That well-known piece of wisdom can’t be disputed: yes, out of the sourness something delicious can come, but you have to be determined to create it yourself. There’s a version of the saying within the pages of a sumptuous new book celebrating the not-so-humble lemon.
If you think of the invaluable citrus as necessary for your gin and tonic and that’s it, think again. The celebrated chef and restaurateur, Ruthie Rogers, has made a unique collaboration with her friend, the American artist Ed Ruscha to elevate lemons into works of art. They have created a volume of words, photography and recipes that will be coveted by cooks and creatives alike. Can you call a book ‘delicious’? I don’t see why not.
Ruthie Rogers is the co-founder of London’s fashionable River Cafe, which trained Jamie Oliver and Hugh Fearnley-Whittingstall. Designed by the late Richard Rogers, it hosts London’s literati, fashionistas, movers and shakers every day. The ambience is plain, the Michelin-starred food excellent, the bill as eye-watering as lemon juice squirted carelessly your way
THE work of Ed Ruscha celebrates the beauty of everyday objects, finding what’s extraordinary in ordinary things. Like a lemon. His signature combination of words and photographic images (as well as collage, film, painting and many other ways of making art) has made him famous, honoured and rewarded.
And one beautiful, sunny day the chef and the artist were walking in a lemon grove under a blue Californian sky and the consequence was . . . this beautiful, sunny book. Making magic out of ordinary ingredients – isn’t that the alchemy of the best cuisine?
Each stunning, two-page spread in Squeeze Me displays an intriguing photograph of a lemon or lemons – but who would have thought they could be imagined in so many different ways?

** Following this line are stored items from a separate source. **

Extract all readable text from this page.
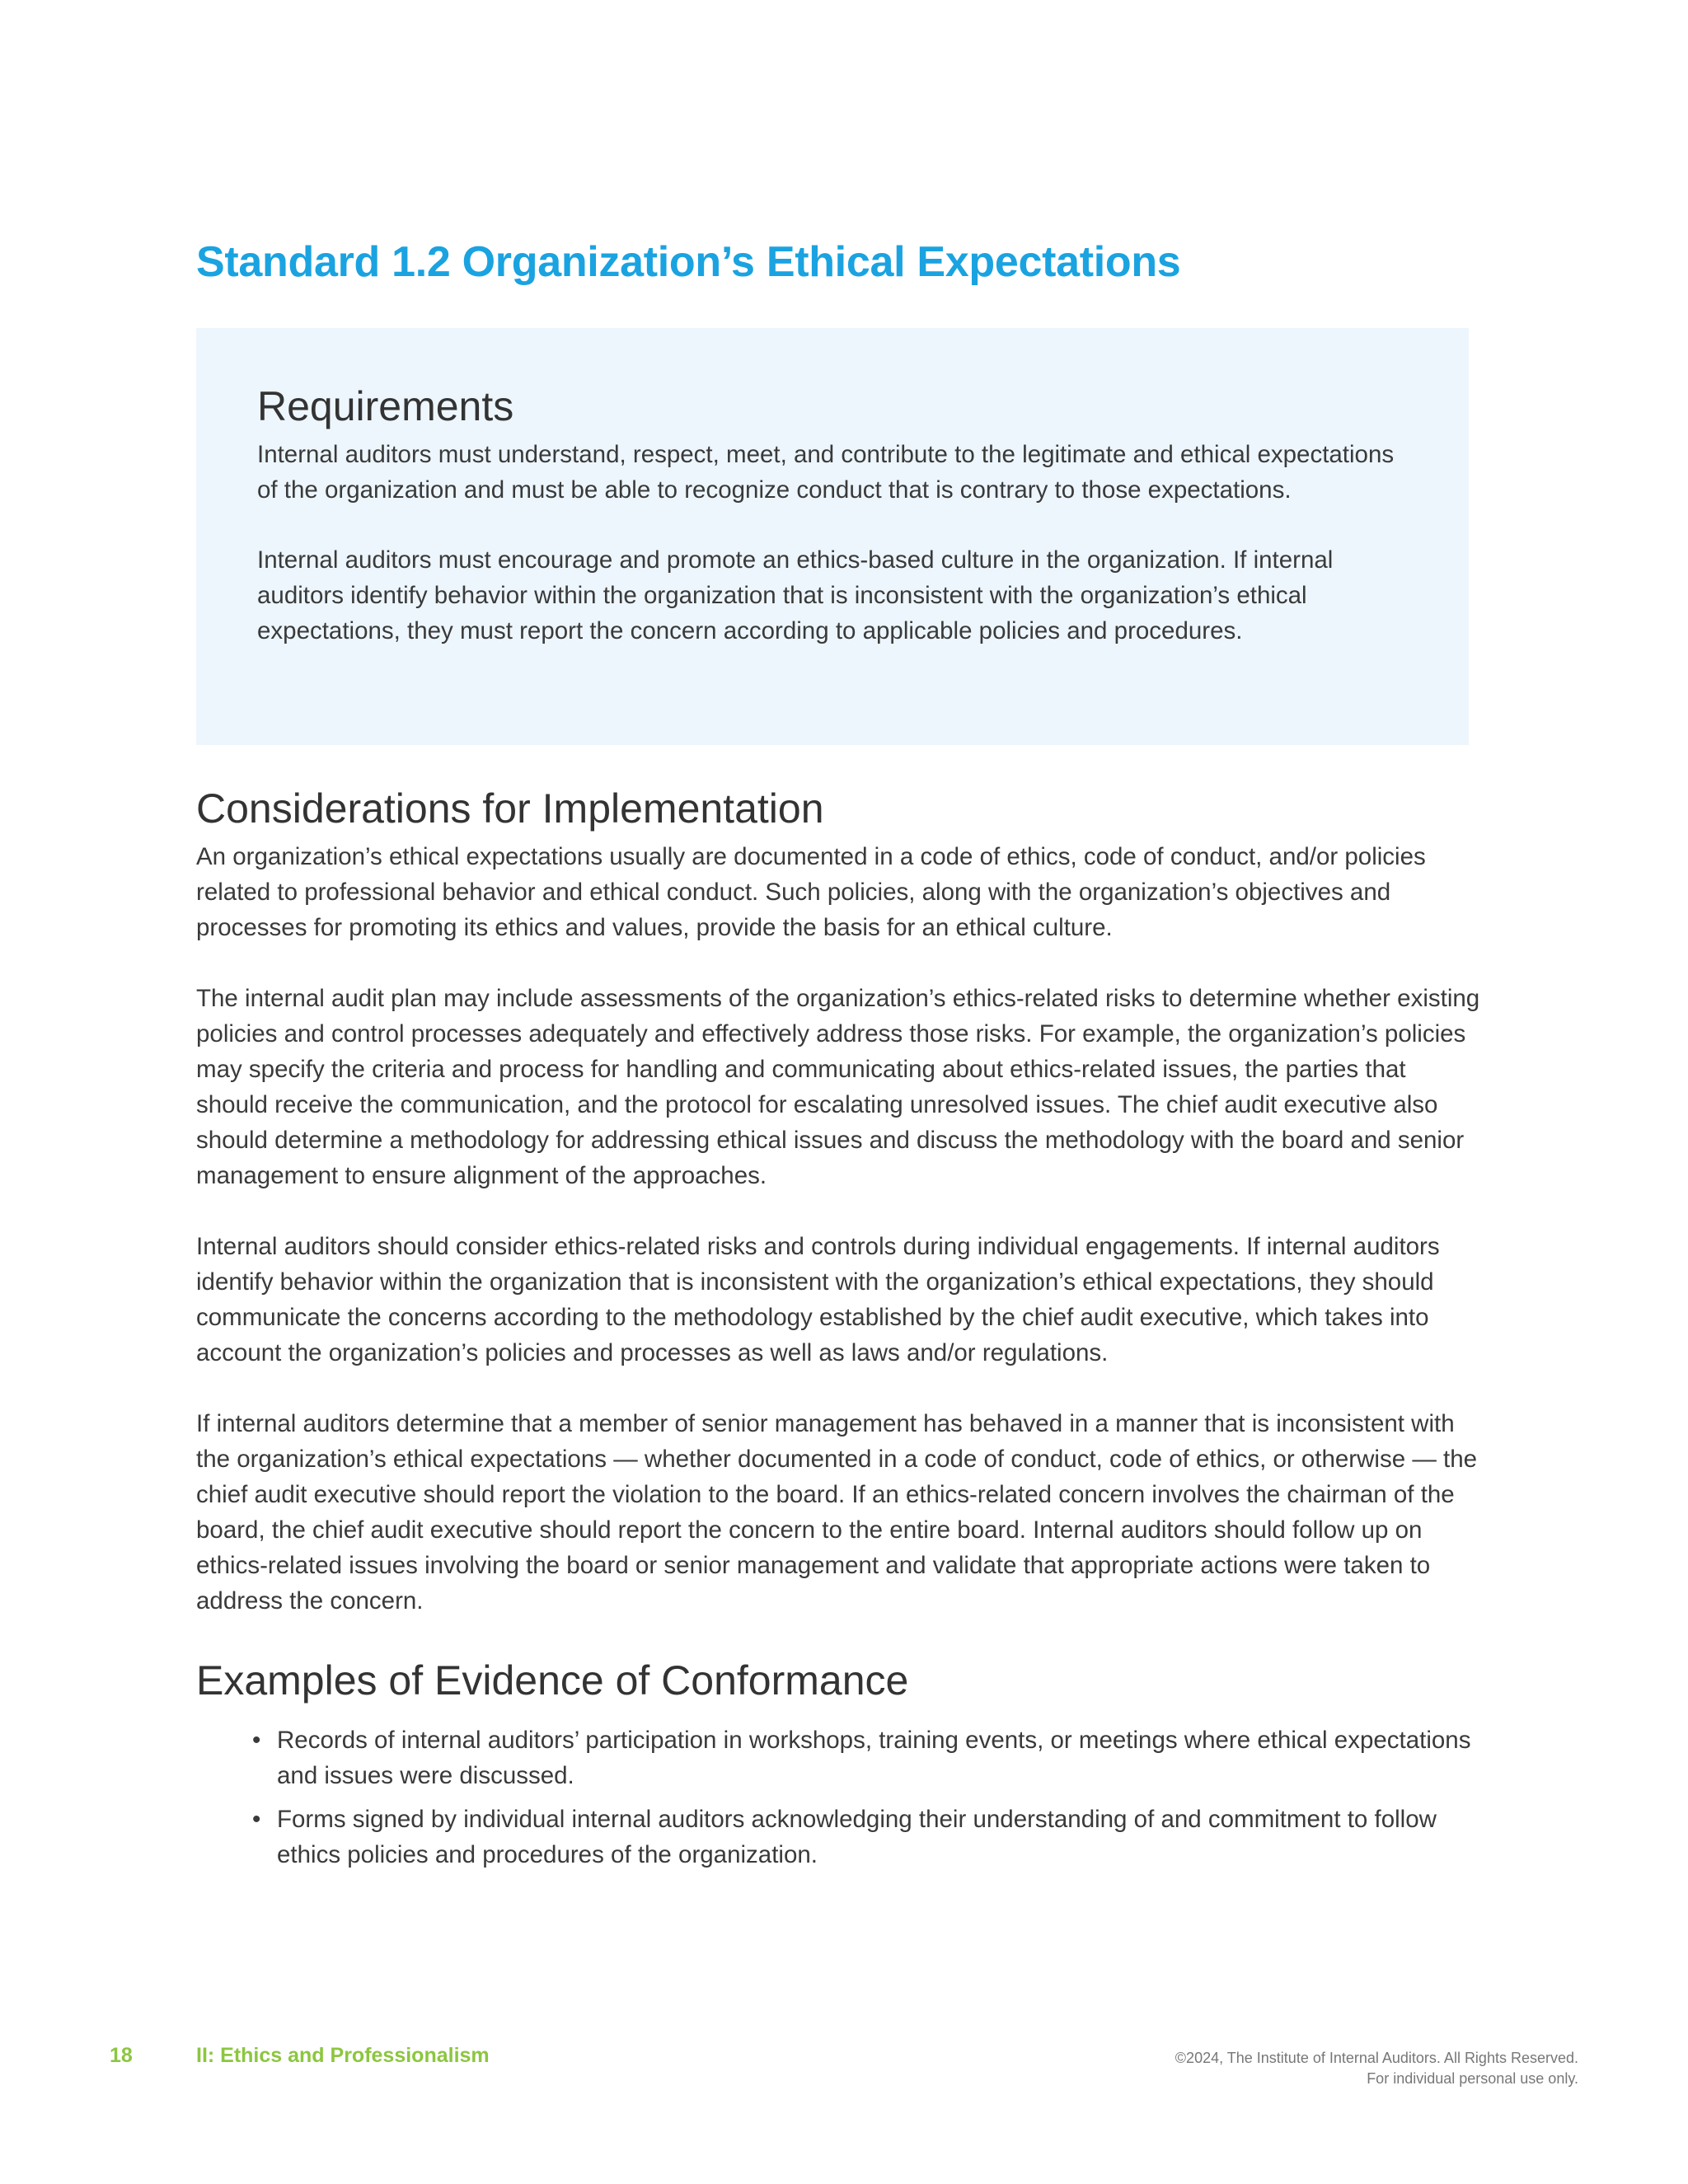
Standard 1.2 Organization’s Ethical Expectations
Requirements

Internal auditors must understand, respect, meet, and contribute to the legitimate and ethical expectations of the organization and must be able to recognize conduct that is contrary to those expectations.

Internal auditors must encourage and promote an ethics-based culture in the organization. If internal auditors identify behavior within the organization that is inconsistent with the organization’s ethical expectations, they must report the concern according to applicable policies and procedures.

Considerations for Implementation

An organization’s ethical expectations usually are documented in a code of ethics, code of conduct, and/or policies related to professional behavior and ethical conduct. Such policies, along with the organization’s objectives and processes for promoting its ethics and values, provide the basis for an ethical culture.

The internal audit plan may include assessments of the organization’s ethics-related risks to determine whether existing policies and control processes adequately and effectively address those risks. For example, the organization’s policies may specify the criteria and process for handling and communicating about ethics-related issues, the parties that should receive the communication, and the protocol for escalating unresolved issues. The chief audit executive also should determine a methodology for addressing ethical issues and discuss the methodology with the board and senior management to ensure alignment of the approaches.

Internal auditors should consider ethics-related risks and controls during individual engagements. If internal auditors identify behavior within the organization that is inconsistent with the organization’s ethical expectations, they should communicate the concerns according to the methodology established by the chief audit executive, which takes into account the organization’s policies and processes as well as laws and/or regulations.

If internal auditors determine that a member of senior management has behaved in a manner that is inconsistent with the organization’s ethical expectations — whether documented in a code of conduct, code of ethics, or otherwise — the chief audit executive should report the violation to the board. If an ethics-related concern involves the chairman of the board, the chief audit executive should report the concern to the entire board. Internal auditors should follow up on ethics-related issues involving the board or senior management and validate that appropriate actions were taken to address the concern.

Examples of Evidence of Conformance
• Records of internal auditors’ participation in workshops, training events, or meetings where ethical expectations and issues were discussed.
• Forms signed by individual internal auditors acknowledging their understanding of and commitment to follow ethics policies and procedures of the organization.
18	II: Ethics and Professionalism	©2024, The Institute of Internal Auditors. All Rights Reserved.
For individual personal use only.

Alongside the photographs are recipes, 50 in all.
But this is no conventional cookery book, displaying a picture of each dish. You have to feast your eyes on the combinations of lemons, blue sky and words, and let your imagination reveal what panna cotta with lemon and grappa might look like. Ruthie Rogers clearly wishes to inspire, not show and tell like a teacher.
Did you know lemon juice was used by spies as invisible ink in the American Revolution, the American Civil War and both world wars? Heating the ink would reveal the words. Did you know that the brilliant Chilean poet Pablo Neruda, (winner of the Nobel Prize for Literature in 1971) wrote an Ode To The Lemon?
Pithy slices of information and amusing quotations frame the lemons all through the book. There are words from Ernest Hemingway and the French dancer, singer and actress Josephine Baker, as well as quips to make you smile: ‘I cling to you (said the pith to the lemon).’ Oscar Wilde opined: ‘A grapefruit is just a lemon that saw an opportunity and took advantage of it.’
Ah, but the recipes... I know I’ll never make lemon almond cake or lemon fennel seed biscuits or lemon ricotta and pine nut cake (I think I hear my husband ask, ‘why not?’) but the pasta recipes especially are future delights.
Squeeze Me is available now
Many years ago, in another life, I enjoyed a sharp, lemony risotto in the River Cafe, and now can’t wait to try one of the risottos in the book. Or roast guinea fowl stuffed with lemon; tagliatelli with lemon, cream and parsley, or crème fraîche and rocket; penne with zucchini and lemon zest. So many of the Italian recipes are easy-peasy, lemon-squeezy.
And all the better for that. If you’re afraid of butter and cream, then stick to the marinated lamb or chicken and vegetables – but this is a zesty collection celebrating excess as well as beauty. If ten tablespoons of butter in one risotto makes your cholesterol levels quail, then go for the spinach or swiss chard with healthy olive oil – and lemon, of course. But hey, don’t suck a lemon!
Life is short. Me, I want to create a whiskey sour or martini or limoncello (recipes provided) and raise a toast to food and art – and plenty of it.